Attorney Margaret Olson argued that the victim's family has a right to a speedy trial, and told the judge that her 21-year-old client is going to medical school and took the semester off to attend his father's trial and sentencing.

But Blanch granted the continuance, telling attorneys that the delay will be "one time and one time only."

"This will be the only continuation of sentencing," he emphasized at the end of Monday's hearing.

A jury convicted Johnny Wall of murder March 13 after seven hours of deliberation.

Prosecutors claim Wall drugged his 49-year-old ex-wife with Xanax and drowned her in a bathtub at her Sugar House home as the culmination of a messy divorce and custody battle over their four children.

Von Schwedler was found in an overflowing bathtub by her boyfriend, Nils Abramson, on the evening of Sept. 27, 2011; a near-lethal amount of Xanax was found in her system.

Prosecutors argued at trial that there were simply too many coincidences surrounding Wall: He can't remember where he was on the night von Schwedler died, he had his relatively clean car detailed the day she was found dead, he was late to work and disheveled that day, and he had a scratch on his eye that he claimed came from his dog.
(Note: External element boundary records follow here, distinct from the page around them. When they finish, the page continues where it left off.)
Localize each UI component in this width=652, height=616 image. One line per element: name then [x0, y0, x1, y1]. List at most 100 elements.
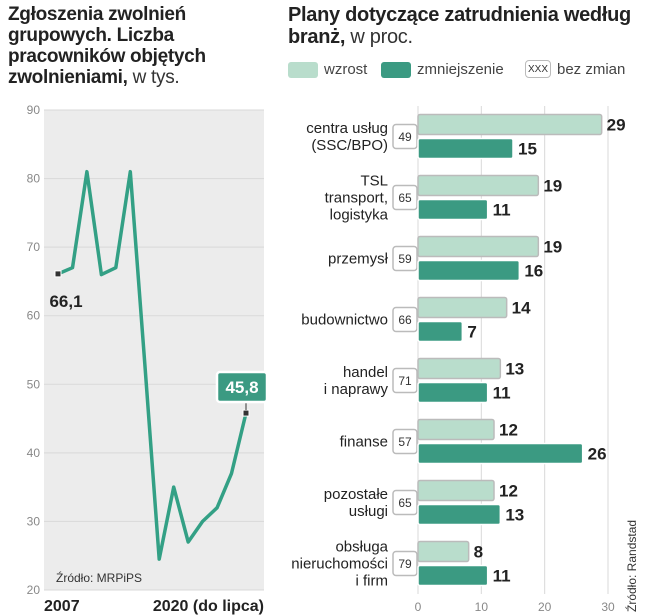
bar-increase-value: 12 — [499, 421, 518, 440]
line-y-tick-label: 30 — [27, 514, 41, 528]
bar-decrease — [417, 320, 464, 343]
bar-nochange-box — [392, 367, 418, 394]
bar-decrease-value: 15 — [518, 140, 537, 159]
right-title-text: Plany dotyczące zatrudnienia według bran… — [288, 4, 631, 48]
line-chart-points — [54, 270, 250, 417]
bar-category-label: logistyka — [330, 207, 389, 224]
line-series — [57, 169, 248, 561]
bar-increase — [417, 174, 540, 197]
bar-decrease — [417, 503, 502, 526]
left-chart-title: Zgłoszenia zwolnień grupowych. Liczba pr… — [8, 4, 270, 88]
legend-increase-label: wzrost — [324, 61, 368, 78]
line-annotation-end: 45,8 — [225, 378, 258, 397]
legend-decrease-label: zmniejszenie — [417, 61, 504, 78]
bar-group: budownictwo 66 14 7 — [301, 296, 531, 343]
line-y-tick-label: 20 — [27, 583, 41, 597]
right-chart-title: Plany dotyczące zatrudnienia według bran… — [288, 4, 648, 48]
line-x-tick-end: 2020 (do lipca) — [153, 598, 264, 615]
line-chart-grid — [44, 109, 264, 591]
bar-increase — [417, 296, 508, 319]
bar-category-label: handel — [343, 364, 388, 381]
bar-chart-x-ticks: 0 10 20 30 — [415, 600, 615, 614]
bar-decrease — [417, 137, 514, 160]
bar-category-label: i naprawy — [324, 381, 389, 398]
bar-nochange-box — [392, 428, 418, 455]
line-y-tick-label: 50 — [27, 377, 41, 391]
line-x-tick-start: 2007 — [44, 598, 80, 615]
line-chart: 20 30 40 50 60 70 80 90 66,1 45,8 Źródło: MRPiPS… — [27, 103, 269, 615]
bar-category-label: centra usług — [306, 120, 388, 137]
line-y-tick-label: 60 — [27, 309, 41, 323]
bar-increase — [417, 357, 502, 380]
bar-nochange-value: 65 — [398, 191, 412, 205]
bar-nochange-box — [392, 306, 418, 333]
bar-nochange-value: 49 — [398, 130, 412, 144]
line-point-marker — [242, 409, 250, 417]
bar-category-label: przemysł — [328, 251, 389, 268]
bar-increase-value: 8 — [474, 543, 483, 562]
bar-decrease — [417, 259, 521, 282]
bar-group: finanse 57 12 26 — [340, 418, 607, 465]
bar-increase-value: 13 — [505, 360, 524, 379]
bar-decrease — [417, 198, 489, 221]
bar-nochange-value: 79 — [398, 557, 412, 571]
bar-chart-bars: centra usług(SSC/BPO) 49 29 15 TSLtransport,… — [291, 113, 626, 590]
bar-nochange-value: 71 — [398, 374, 412, 388]
bar-increase-value: 14 — [512, 299, 531, 318]
bar-x-tick-label: 0 — [415, 600, 422, 614]
line-y-tick-label: 90 — [27, 103, 41, 117]
bar-increase-value: 19 — [543, 177, 562, 196]
bar-decrease-value: 26 — [588, 445, 607, 464]
legend-decrease-swatch — [381, 62, 411, 78]
bar-increase-value: 29 — [607, 116, 626, 135]
bar-nochange-box — [392, 245, 418, 272]
bar-category-label: transport, — [325, 190, 388, 207]
left-source: Źródło: MRPiPS — [56, 570, 142, 585]
bar-category-label: finanse — [340, 434, 388, 451]
bar-decrease — [417, 442, 584, 465]
bar-nochange-box — [392, 123, 418, 150]
bar-decrease-value: 11 — [493, 201, 511, 220]
bar-category-label: (SSC/BPO) — [311, 137, 388, 154]
legend-nochange-label: bez zmian — [557, 61, 626, 78]
line-annotation-start: 66,1 — [49, 292, 82, 311]
bar-decrease-value: 7 — [467, 323, 476, 342]
line-point-marker — [54, 270, 62, 278]
bar-category-label: i firm — [356, 573, 389, 590]
line-chart-plot-area — [44, 110, 264, 590]
line-y-tick-label: 40 — [27, 446, 41, 460]
bar-decrease-value: 13 — [505, 506, 524, 525]
bar-increase-value: 19 — [543, 238, 562, 257]
bar-nochange-box — [392, 489, 418, 516]
legend-increase-swatch — [288, 62, 318, 78]
line-chart-annotations: 66,1 45,8 — [49, 292, 269, 411]
line-annotation-end-box — [215, 370, 269, 404]
line-y-tick-label: 70 — [27, 240, 41, 254]
bar-nochange-value: 57 — [398, 435, 412, 449]
line-y-tick-label: 80 — [27, 172, 41, 186]
bar-decrease — [417, 564, 489, 587]
bar-category-label: usługi — [349, 503, 388, 520]
line-chart-y-ticks: 20 30 40 50 60 70 80 90 — [27, 103, 41, 597]
bar-category-label: obsługa — [335, 539, 388, 556]
bar-x-tick-label: 10 — [475, 600, 489, 614]
bar-decrease-value: 11 — [493, 384, 511, 403]
bar-category-label: TSL — [360, 173, 388, 190]
bar-increase — [417, 540, 470, 563]
bar-x-tick-label: 30 — [601, 600, 615, 614]
left-title-unit: w tys. — [132, 67, 180, 88]
bar-increase-value: 12 — [499, 482, 518, 501]
bar-decrease-value: 16 — [524, 262, 543, 281]
bar-nochange-box — [392, 550, 418, 577]
bar-category-label: pozostałe — [324, 486, 388, 503]
bar-chart: centra usług(SSC/BPO) 49 29 15 TSLtransport,… — [291, 106, 639, 614]
bar-group: centra usług(SSC/BPO) 49 29 15 — [306, 113, 626, 160]
line-chart-x-ticks: 2007 2020 (do lipca) — [44, 598, 264, 615]
bar-nochange-value: 59 — [398, 252, 412, 266]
The former pediatrician also wrote a Xanax prescription for his mother in the months before von Schwedler's death, according to trial testimony.

But Metos had argued that von Schwedler's death wasn't a murder at all — she killed herself that September night, he told jurors.

Metos argued that injuries to von Schwedler's wrist and leg were likely self-inflicted, and said the "only reasonable explanation" for the level of Xanax found in her system is that she took the pills herself.

Metos further attacked the prosecution's theory that Wall injected a slurry of crushed Xanax and water into his ex-wife's wrist — a needle mark later supposedly covered by a knife puncture wound — arguing that there was no indication that von Schwedler was restrained in any way.

She was found wearing only shorts, and there was blood in her bedroom, at the edge of the bathroom sink and on a windowsill, according to an autopsy report.

The medical examiner's office ruled the woman died from drowning, but could not determine whether her death was a homicide or a suicide.

Pelle Wall, the couple's oldest child, has long believed his father killed his mother and filed a court petition in 2012 asking that his three younger siblings be removed from his father's custody.

A judge granted the request in April 2013, when family friends John and Amy Oglesby were appointed guardians of the two Wall children under age 18.